Y allí estaba yo, sentada en cualquier banco de un sitio cualquiera, cuando sonó mi teléfono, y en él un mensaje de auxilio:

«Sé que no tengo perdón. Dime que no si no quieres pero no sé a quién acudir. Necesito que me ayudes. Estoy en un lío».

¿Ana?, me pregunté extrañada. Y la llamé.

Ana tenía que pagar una multa de cuatrocientos euros, por tenencia ilícita de drogas. Drogas que por supuesto no eras suyas sino de Raquel. Ella, tan sólo, las había reconocido como propias porque su novia ya tenía antecedentes por el mismo motivo, así que asumió la responsabilidad y también la multa.

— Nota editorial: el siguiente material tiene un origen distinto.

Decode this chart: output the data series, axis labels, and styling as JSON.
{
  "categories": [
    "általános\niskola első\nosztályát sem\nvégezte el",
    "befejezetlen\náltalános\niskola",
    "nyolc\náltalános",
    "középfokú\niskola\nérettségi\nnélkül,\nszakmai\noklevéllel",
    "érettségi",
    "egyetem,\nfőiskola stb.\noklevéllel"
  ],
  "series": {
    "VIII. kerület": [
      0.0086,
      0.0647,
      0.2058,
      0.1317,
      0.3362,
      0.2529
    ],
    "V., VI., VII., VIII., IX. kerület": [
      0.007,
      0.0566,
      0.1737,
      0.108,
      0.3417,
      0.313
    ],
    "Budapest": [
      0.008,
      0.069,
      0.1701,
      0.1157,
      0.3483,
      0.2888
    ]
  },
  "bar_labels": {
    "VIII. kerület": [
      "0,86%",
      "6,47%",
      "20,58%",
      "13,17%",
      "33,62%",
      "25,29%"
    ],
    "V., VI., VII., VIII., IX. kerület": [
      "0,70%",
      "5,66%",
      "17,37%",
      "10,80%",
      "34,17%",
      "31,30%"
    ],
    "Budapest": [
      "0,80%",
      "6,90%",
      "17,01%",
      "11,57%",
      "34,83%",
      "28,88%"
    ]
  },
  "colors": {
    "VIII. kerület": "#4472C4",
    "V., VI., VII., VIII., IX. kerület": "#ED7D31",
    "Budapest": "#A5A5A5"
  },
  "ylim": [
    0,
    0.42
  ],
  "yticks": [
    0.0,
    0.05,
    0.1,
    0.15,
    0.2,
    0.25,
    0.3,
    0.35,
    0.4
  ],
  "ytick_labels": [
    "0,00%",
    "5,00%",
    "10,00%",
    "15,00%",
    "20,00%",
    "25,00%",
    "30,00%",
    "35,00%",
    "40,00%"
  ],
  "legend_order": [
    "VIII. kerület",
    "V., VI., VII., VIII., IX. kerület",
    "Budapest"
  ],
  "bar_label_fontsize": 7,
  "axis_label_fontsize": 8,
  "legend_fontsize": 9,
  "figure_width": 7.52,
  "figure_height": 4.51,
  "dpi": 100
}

El problema es que ahora no tenía cómo pagarla y expiraba el plazo para hacerlo. Hacía más de seis meses desde que la multaran, pero como por aquel entonces ya no teníamos relación, yo ni me había enterado de eso.

Fui en su auxilio y la rescaté. Le dejé el dinero que llevaba suelto para costearme mis necesidades en el viaje. En el viaje que al final no íbamos a hacer. La rescaté, aunque ella no supiera que en realidad era ella quien me estaba rescatando mí. Ella, quien estaba volviendo a mi vida justo cuando más la necesitaba.

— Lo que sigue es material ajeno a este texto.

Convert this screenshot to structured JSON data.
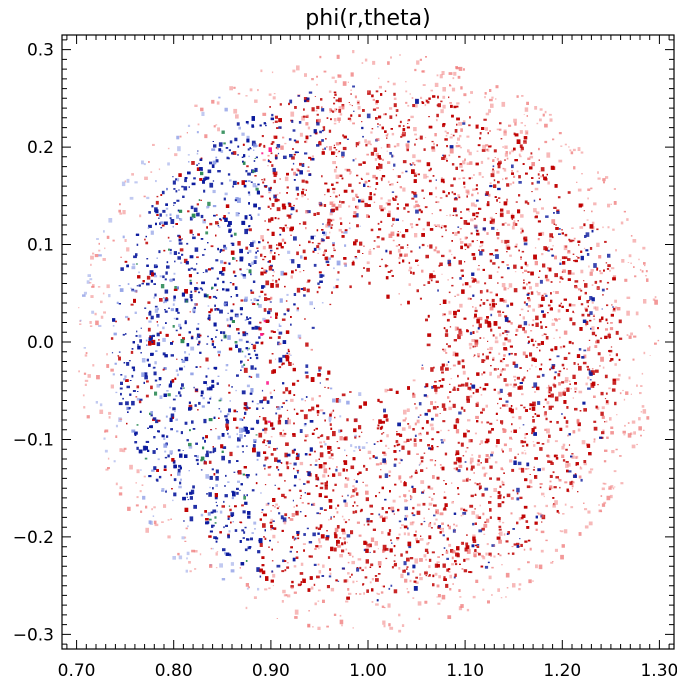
{
  "chart_data": {
    "type": "scatter",
    "title": "phi(r,theta)",
    "xlabel": "",
    "ylabel": "",
    "xlim": [
      0.685,
      1.315
    ],
    "ylim": [
      -0.315,
      0.315
    ],
    "x_ticks": [
      "0.70",
      "0.80",
      "0.90",
      "1.00",
      "1.10",
      "1.20",
      "1.30"
    ],
    "y_ticks": [
      "-0.3",
      "-0.2",
      "-0.1",
      "0.0",
      "0.1",
      "0.2",
      "0.3"
    ],
    "x_tick_values": [
      0.7,
      0.8,
      0.9,
      1.0,
      1.1,
      1.2,
      1.3
    ],
    "y_tick_values": [
      -0.3,
      -0.2,
      -0.1,
      0.0,
      0.1,
      0.2,
      0.3
    ],
    "grid": false,
    "field": {
      "shape": "annulus",
      "center": [
        1.0,
        0.0
      ],
      "inner_radius": 0.05,
      "outer_radius": 0.3,
      "negative_region": "left (blue)",
      "positive_region": "right and center ring (red)",
      "peak_region": "magenta/pink near x=0.82-0.88, y=-0.12 to 0.2"
    },
    "colors": {
      "positive_strong": "#c00000",
      "positive_weak": "#f08080",
      "negative_strong": "#0a1a9c",
      "negative_weak": "#8f9ee6",
      "peak": "#ff1a8c",
      "green_specks": "#2e8b57"
    }
  }
}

Y lo hacía cargada de problemas y del dolor causado por el mismo motivo por el que yo tenía roto el corazón: por una ruptura.

Ella hacía días que se había atrevido a dejar a Raquel y a mí, apenas hacía unas horas que Marco no me había elegido.

 

 

Ana y yo nos fuimos unos días fuera con el dinero que yo tenía ahorrado, y que había sobrado tras pagar la multa de Raquel. Nos fuimos a la Costa Brava. Hicimos esa escapada que planeamos y nunca pudimos hacer Marco y yo, en semana santa.

Nos fuimos y desconectamos. Pero lo hicimos sin hablar. Sin pedirnos explicaciones por lo ocurrido en todo el año que habíamos estado separadas. En el tiempo en que habíamos olvidado que éramos amigas. Y allí fue dónde planeamos vivir juntas. Ana tenía una entrevista para empezar a trabajar en unos grandes almacenes, y yo tenía pensado en volver y finiquitarme de la empresa en la que trabajaba con Marco, y con ello conseguiríamos liquidez para cumplir con nuestro plan.

Y así lo hicimos.

Descansamos, retomamos fuerzas, volvimos pero no conseguimos todo lo que habíamos planeado.

A ella le dieron el trabajo, sí, pero yo no me finiquité. No lo hice porque al volver, en la mesa de Marco, en su lugar, había un tipo muy alto que se me presentó como el nuevo jefe del equipo de traducción y alimentación de la base de datos.

Me dijeron que Marco lo había dejado. Había sido él y no yo, quien se había finiquitado. Y no volví a saber nada de él. Nada más hasta hoy.

Hasta hoy que lo tengo delante. Al otro lado del paso de cebra esperando para cruzar.